We navigate these questions daily, sometimes unconsciously. Culture shapes our definitions; our definitions, in turn, shape the economy

Reflection: The coexistence that shapes economies

When you peel away the layers of sales cycles, psychological nudges, cultural shifts, and credit systems, a clearer picture emerges:

The economy is not an external machine. It is a mirror.

Every small decision, every impulse buy, every delayed purchase, every desire, every restraint, all of it, feeds into a larger pattern. Individual choices create macro trends. Macro trends, in turn, influence individual available choice options.

This is not contradiction.
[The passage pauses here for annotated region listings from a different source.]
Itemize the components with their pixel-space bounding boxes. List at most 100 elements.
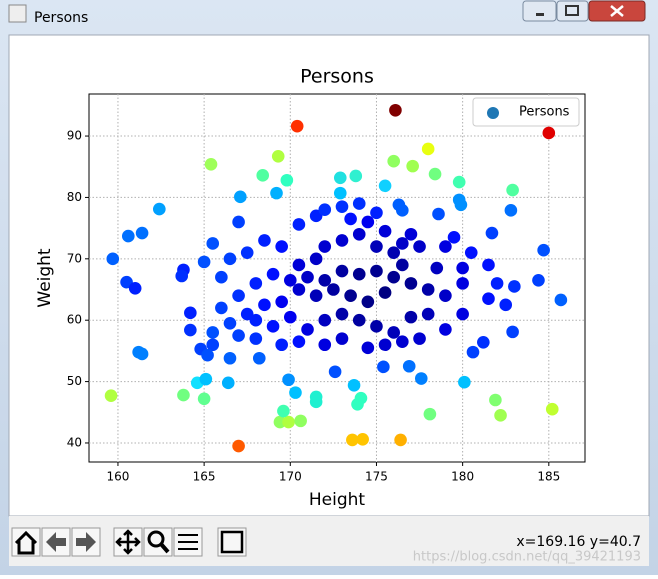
scatter-point [256, 169, 270, 182]
scatter-point [184, 323, 197, 337]
scatter-point [232, 215, 245, 229]
scatter-point [489, 393, 502, 407]
maximize-icon [565, 5, 579, 16]
scatter-point [387, 326, 401, 339]
scatter-point [333, 186, 347, 200]
window-title: Persons [34, 10, 88, 26]
save-icon [220, 530, 244, 554]
scatter-point [282, 373, 295, 387]
scatter-point [454, 198, 468, 212]
scatter-point [275, 240, 288, 253]
scatter-point [432, 207, 445, 221]
scatter-point [294, 414, 307, 428]
maximize-button[interactable] [556, 0, 589, 22]
y-tick-label: 50 [67, 374, 82, 388]
scatter-point [506, 183, 519, 197]
scatter-point [428, 167, 442, 181]
scatter-point [301, 323, 314, 336]
scatter-point [177, 388, 190, 402]
scatter-point [184, 306, 197, 320]
scatter-point [335, 234, 349, 247]
scatter-point [275, 295, 288, 309]
scatter-point [290, 119, 304, 133]
pan-icon [115, 529, 141, 555]
scatter-point [197, 255, 211, 269]
scatter-point [477, 336, 490, 349]
scatter-point [458, 375, 471, 389]
x-tick-label: 185 [537, 470, 560, 484]
x-tick-label: 170 [279, 470, 302, 484]
status-text: x=169.16 y=40.7 [516, 534, 641, 550]
legend-marker [487, 107, 499, 119]
scatter-point [370, 264, 383, 278]
scatter-point [280, 173, 294, 187]
scatter-point [447, 231, 461, 244]
scatter-point [270, 186, 283, 200]
scatter-point [266, 320, 280, 333]
window-controls[interactable] [522, 0, 646, 22]
scatter-point [508, 280, 521, 293]
y-tick-label: 60 [67, 313, 82, 327]
scatter-point [387, 246, 401, 259]
y-tick-label: 90 [67, 129, 82, 143]
legend-box [472, 97, 580, 127]
scatter-point [349, 169, 363, 183]
scatter-point [197, 392, 211, 406]
scatter-point [439, 240, 452, 253]
scatter-point [421, 283, 435, 296]
scatter-point [352, 227, 366, 241]
scatter-point [346, 433, 359, 447]
scatter-point [387, 154, 401, 168]
close-icon [610, 5, 624, 17]
scatter-point [234, 190, 247, 204]
scatter-point [537, 243, 550, 257]
scatter-point [504, 204, 518, 217]
scatter-point [175, 269, 189, 283]
scatter-point [199, 372, 213, 386]
scatter-point [402, 359, 416, 373]
scatter-point [292, 258, 306, 272]
scatter-point [378, 286, 392, 299]
scatter-point [414, 372, 428, 385]
scatter-point [421, 142, 435, 156]
back-icon [46, 532, 66, 552]
y-tick-label: 80 [67, 190, 82, 204]
scatter-point [206, 237, 220, 250]
toolbar-buttons [11, 527, 247, 557]
scatter-point [421, 307, 435, 321]
scatter-point [378, 179, 392, 193]
scatter-point [389, 103, 402, 117]
scatter-point [283, 310, 297, 324]
scatter-point [240, 246, 254, 259]
home-icon [14, 530, 38, 555]
zoom-handle [159, 542, 170, 554]
scatter-point [309, 252, 323, 266]
scatter-point [301, 270, 314, 284]
scatter-point [361, 295, 375, 309]
scatter-point [232, 439, 245, 453]
scatter-point [485, 226, 499, 240]
scatter-point [361, 341, 375, 355]
scatter-point [328, 365, 342, 379]
scatter-point [292, 335, 306, 348]
scatter-point [464, 246, 478, 259]
scatter-point [347, 378, 361, 392]
scatter-point [266, 267, 280, 281]
scatter-point [289, 386, 302, 399]
scatter-point [356, 432, 369, 446]
scatter-point [318, 274, 332, 287]
scatter-point [554, 293, 568, 307]
scatter-point [370, 240, 383, 253]
scatter-point [413, 332, 426, 345]
x-tick-label: 175 [365, 470, 388, 484]
minimize-button[interactable] [522, 0, 557, 22]
scatter-point [252, 351, 266, 365]
plot-area [88, 93, 586, 463]
scatter-point [283, 274, 297, 287]
scatter-point [258, 234, 271, 247]
scatter-point [344, 212, 357, 226]
scatter-point [387, 270, 401, 284]
scatter-point [249, 277, 263, 290]
scatter-point [275, 338, 288, 352]
x-axis-label: Height [309, 490, 366, 510]
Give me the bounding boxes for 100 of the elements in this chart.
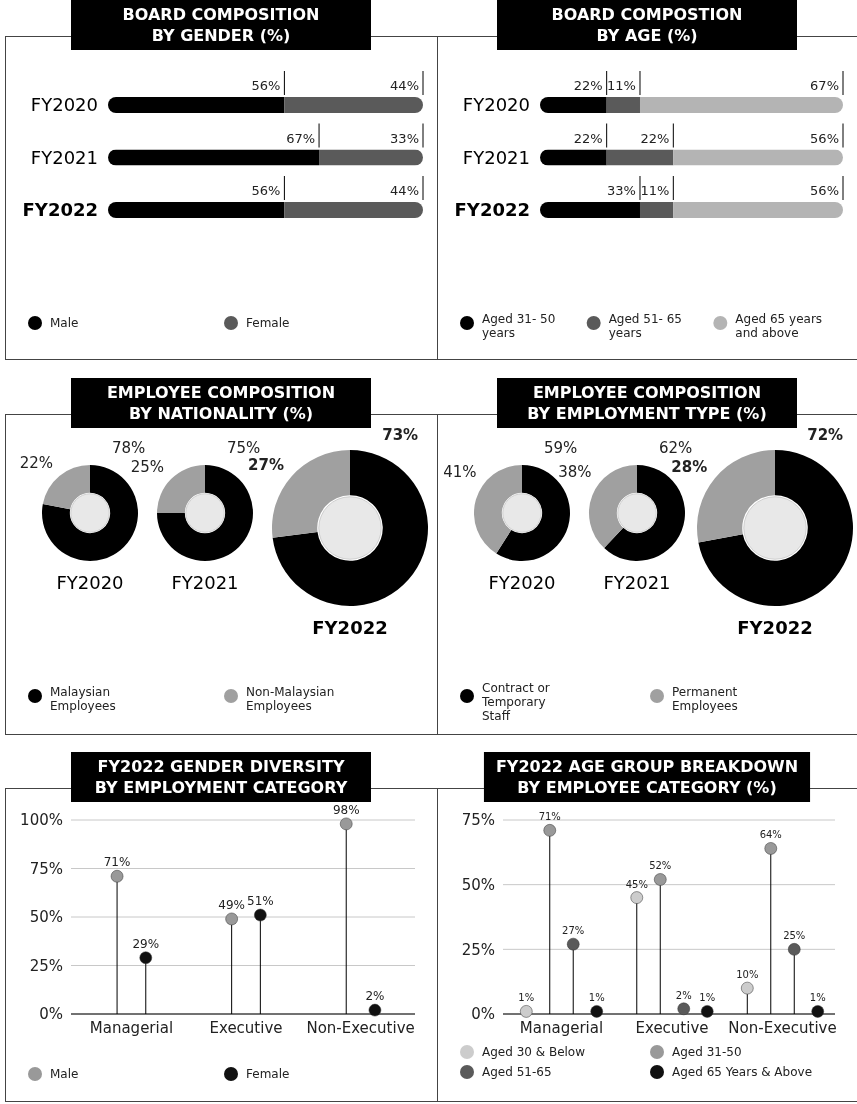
data-label: 22% (573, 130, 603, 146)
data-label: 45% (625, 878, 648, 890)
x-tick-label: Non-Executive (728, 1018, 837, 1037)
legend-label: Aged 51-65 (482, 1065, 552, 1079)
legend-label: Male (50, 1067, 79, 1081)
x-tick-label: Executive (209, 1018, 283, 1037)
bar (673, 202, 843, 218)
data-label: 78% (111, 438, 146, 457)
bar (540, 97, 607, 113)
data-label: 22% (573, 78, 603, 93)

It is coexistence.

We are both participants and products of the economic environment. We shape the trends that later shape us. Our wants fuel industries; industries fuel our wants. Our needs evolve with culture; culture evolves with our needs.

This dance between the individual and the collective, between emotion and logic, between needs and wants is continuous, messy, dynamic, and deeply intertwined.

Coexistence is philosophical at its core, yet visible everywhere, even in our economic behaviours. If we care to look.

This awareness of our intertwined understanding of self and the collective. Of choice and system, Of our individuality and our relationship with our collective can help us bring clarity amid the noise.

If you are like most modern consumers, you will get sucked into the season frenzy. You will spend your time optimising your basket for free delivery. And end up buying more than you need but not enough to make you broke.

Therefore, understanding this dance of co-existence might just be the most rational choice we make in a world designed to keep us wanting more.